This pump is the only source of water for hundreds of families in Makweng village. It has been broken since 2018

Headman pleads with Capricorn municipality to fix pump

By Ezekiel Kekana

24 February 2022

No water has come from this pump for five years. Photo: Ezekiel Kekana

“We are appealing to the municipality to fix the water pump, because my people are dying of thirst.” Headman Frans Tjale of Makweng village in Zebediela, Limpopo, is desperate.

The community water pump in Ga-Tjale in Makweng broke down in 2018 and numerous attempts to get the Capricorn district municipality to fix it have failed.

The old water pump, opposite Tjale’s tribal home, has been serving the community of Makweng since the 1990s. Over the years, the pump has broken often, but each time the municipality has fixed it. This time, though, nothing has been done. When GroundUp visited, the pump was rusted.

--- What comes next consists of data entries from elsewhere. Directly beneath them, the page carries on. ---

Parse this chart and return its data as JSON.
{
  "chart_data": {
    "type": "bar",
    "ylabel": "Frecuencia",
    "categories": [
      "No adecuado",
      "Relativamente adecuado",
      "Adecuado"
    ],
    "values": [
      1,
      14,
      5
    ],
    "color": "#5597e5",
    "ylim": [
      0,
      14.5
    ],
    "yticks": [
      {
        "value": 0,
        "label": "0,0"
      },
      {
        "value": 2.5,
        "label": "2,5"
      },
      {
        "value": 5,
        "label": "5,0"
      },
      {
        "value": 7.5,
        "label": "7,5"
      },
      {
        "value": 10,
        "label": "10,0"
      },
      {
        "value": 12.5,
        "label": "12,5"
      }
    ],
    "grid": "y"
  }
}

“We have been without water for years now, and we do not know when the municipality will come and fix it, headman Tjale said.

He said the village had first been told that the pipes had broken, and then later been told that the borehole which supplies the pump was dry.

Makweng is among the most impoverished villages in Zebediela , with no piped water, sanitation or roads. According to Statistics South Africa about 13% of the community of 3,424 people have no income.

Most of the people living in Makweng village, including the Tjale family, have to buy water from the roughly 6% who have drilled their own boreholes. During funerals and weddings, a family must apply for a once-off water delivery from the district municipality, and a truck will deliver 4,000 to 5,000 litres of water to the family.

Ga-Tjale section in Makweng is in Ward 7 under the Lepelle-Nkumpi local municipality. However, it is Capricorn district municipality which has been tasked with provision of water.

The municipality’s communications manager, Jabu Masondo, said the borehole was dry. “Boreholes equipped with hand pumps do not have sufficient water to supply the community for a long time. Our operations and maintenance will revisit the village to check the ground water level and pressure pump,” he told GroundUp.

He said the municipality had no plans to provide water inside the houses. Asked what the municipality would do if the borehole was dry, Masondo said they would “look into that”.

Ezekiel Kekana is an Open Society Foundation Fellow at Wits University.